Buying or Selling a Home/Buy vs lease-to-own
Long story short, my dad was an engineer and got laid off about 22 yrs ago and had to file bankruptcy. Ever since then my parents have been renting homes. The townhouse my sister, parents, and I are in currently we have been living in for about 15 yrs. This townhouse is so old and I think by the grace of God has not fell apart. My parents are in their early 60s and do not want to move again unless it's for permanently. They also don't want to move just to rent again or into another townhome. My mom thinks they’re too old for anyone to sell hem a home. I'm willing to find them a home. My mom has good credit, but only works an office job (about $13/hr). My dad is a teacher and has many school loans and bad credit. My sister is a waitress (makes about $35,000 annually) and thinks her credit is between 604-631. She is willing to go in on a house with my mom (she will be a first time buyer). With the money they make and the credit I'm guessing they will only get an approved loan for the low $100K. I fear those homes might need a lot of repair which we do not have money for. There was a rent-to-own company (hbrc-r-t-o.com) that we almost signed papers with a couple years ago, but my mom got laid off right before then, so we couldn’t anymore. Their company totally renovates the house before hand and puts all rent towards the down payment, which makes me feel more comfortable. However, my other sister is now concerned that when it’s time for the leased house to be bought, do the renovations make the value of the house go up which could cause us not to be able to afford the house? So my question is, should my parents try to buy, rent-to-own, or just continue to rent because of their age?
Lease-to-own transactions can be fairly tricky, CJ. And there is nothing wrong with them as long as all parties are in agreement and the buyer/tenant completes his/her part. I presume the company you almost did a lease-to-own with is in the business of buying houses, fixing them up and then selling them on a lease-to-own. Nothing wrong with that either, as long as you are aware that they will of course jack up the price prior to selling the property to you.

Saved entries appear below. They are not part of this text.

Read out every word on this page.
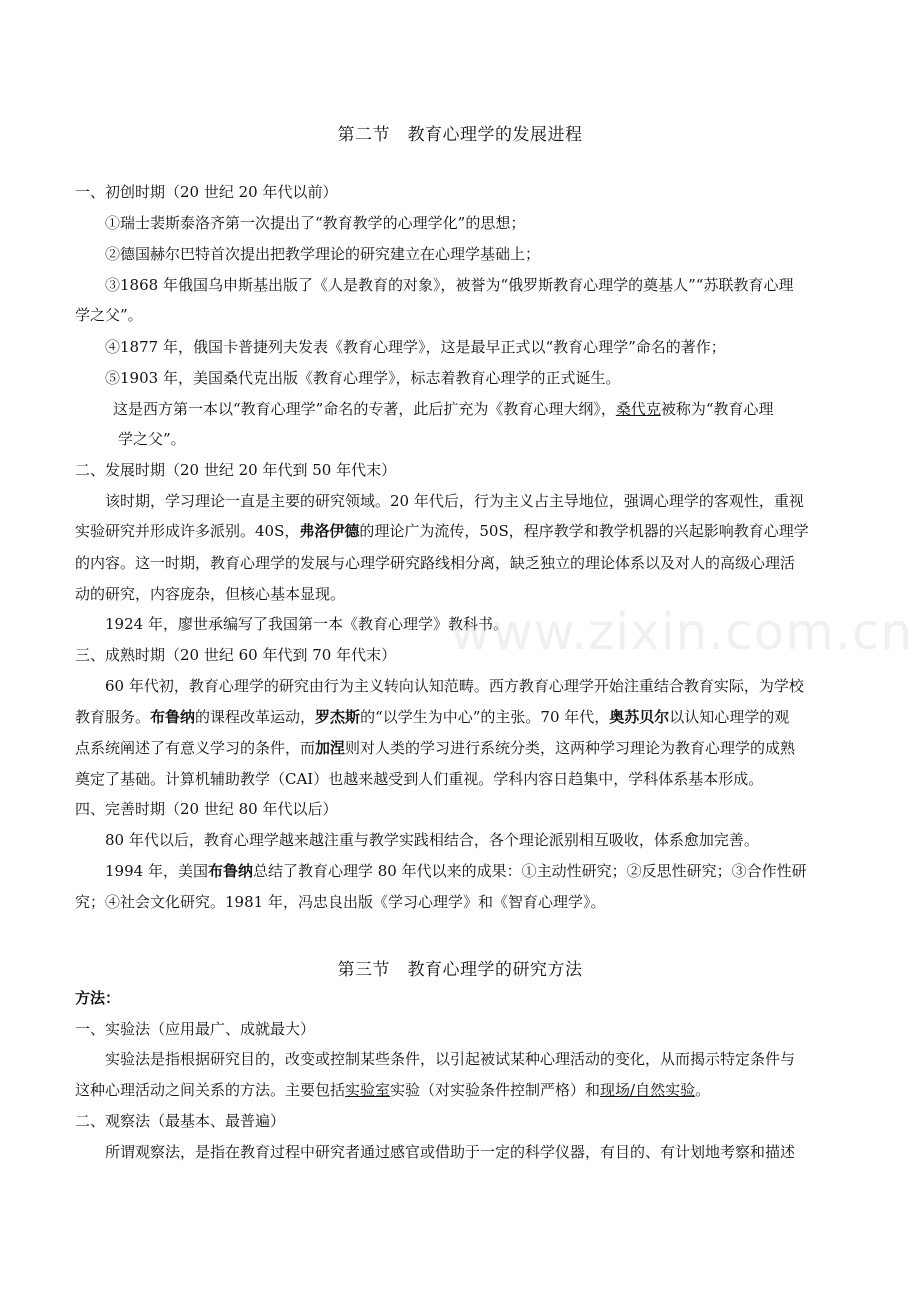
第二节　教育心理学的发展进程
一、初创时期（20 世纪 20 年代以前）
①瑞士裴斯泰洛齐第一次提出了“教育教学的心理学化”的思想；
②德国赫尔巴特首次提出把教学理论的研究建立在心理学基础上；
③1868 年俄国乌申斯基出版了《人是教育的对象》，被誉为“俄罗斯教育心理学的奠基人”“苏联教育心理
学之父”。
④1877 年，俄国卡普捷列夫发表《教育心理学》，这是最早正式以“教育心理学”命名的著作；
⑤1903 年，美国桑代克出版《教育心理学》，标志着教育心理学的正式诞生。
这是西方第一本以“教育心理学”命名的专著，此后扩充为《教育心理大纲》，桑代克被称为“教育心理
学之父”。
二、发展时期（20 世纪 20 年代到 50 年代末）
该时期，学习理论一直是主要的研究领域。20 年代后，行为主义占主导地位，强调心理学的客观性，重视
实验研究并形成许多派别。40S，弗洛伊德的理论广为流传，50S，程序教学和教学机器的兴起影响教育心理学
的内容。这一时期，教育心理学的发展与心理学研究路线相分离，缺乏独立的理论体系以及对人的高级心理活
动的研究，内容庞杂，但核心基本显现。
1924 年，廖世承编写了我国第一本《教育心理学》教科书。
三、成熟时期（20 世纪 60 年代到 70 年代末）
60 年代初，教育心理学的研究由行为主义转向认知范畴。西方教育心理学开始注重结合教育实际，为学校
教育服务。布鲁纳的课程改革运动，罗杰斯的“以学生为中心”的主张。70 年代，奥苏贝尔以认知心理学的观
点系统阐述了有意义学习的条件，而加涅则对人类的学习进行系统分类，这两种学习理论为教育心理学的成熟
奠定了基础。计算机辅助教学（CAI）也越来越受到人们重视。学科内容日趋集中，学科体系基本形成。
四、完善时期（20 世纪 80 年代以后）
80 年代以后，教育心理学越来越注重与教学实践相结合，各个理论派别相互吸收，体系愈加完善。
1994 年，美国布鲁纳总结了教育心理学 80 年代以来的成果：①主动性研究；②反思性研究；③合作性研
究；④社会文化研究。1981 年，冯忠良出版《学习心理学》和《智育心理学》。
第三节　教育心理学的研究方法
方法：
一、实验法（应用最广、成就最大）
实验法是指根据研究目的，改变或控制某些条件，以引起被试某种心理活动的变化，从而揭示特定条件与
这种心理活动之间关系的方法。主要包括实验室实验（对实验条件控制严格）和现场/自然实验。
二、观察法（最基本、最普遍）
所谓观察法，是指在教育过程中研究者通过感官或借助于一定的科学仪器，有目的、有计划地考察和描述
www.zixin.com.cn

As long as you are in the lease portion of the lease-to-own you need not worry about whether your credit will help you buy the property. However, most lease-to-own deals (also called "lease-options") require the buyer/tenant to close the transaction by paying off the deal by paying the down payment and finance the transaction after three years. Of course, this can also be agreed to close at a later date. But if that be the case, the seller most likely will probably raise the price as time goes by. So, that means you can expect to pay a higher price if you ask the seller to make it, say, 5, 7 or 10 years.
Lease-to-own usually gives credit to the buyer/tenant from a portion of the rent paid down through the years. So, that would help you to accumulate at least a 20% (of the purchase price) as down payment, which most banks are requiring these days. But we don't know what the credit requirements will be a few years from now. But you certainly could help your credit climb in desirability as far as the banks are concerned. You would have to maintain a vigil on your credit and what the banks are requiring for the house you are buying.
Also, on some lease-to-owns the buyer/tenant can also be given credit for the cost of repairing and rehabbing (not maintaining). It all depends on how you negotiate the lease-to-own you'll be involved in. If it turns out you decide to not ultimately buy the property, technically you could be considered to have an equitable title even though the title is not in your name. I would recommend consulting with a real estate attorney and have him/her explain what "Equitable title" is. You can bet the seller is going to have an attorney working on his side.
With all this you need not be concerned about your parents doing a rent-to-own at this time. If they have the money for a 20% down payment and enough good credit to satisfy a bank to do a mortgage, I would recommend they buy. Then they need not be concerned about moving continually . . . as long as their mortgage payments are kept current. Otherwise they will probably have their rents raised periodically as a tenant. I do wish you well.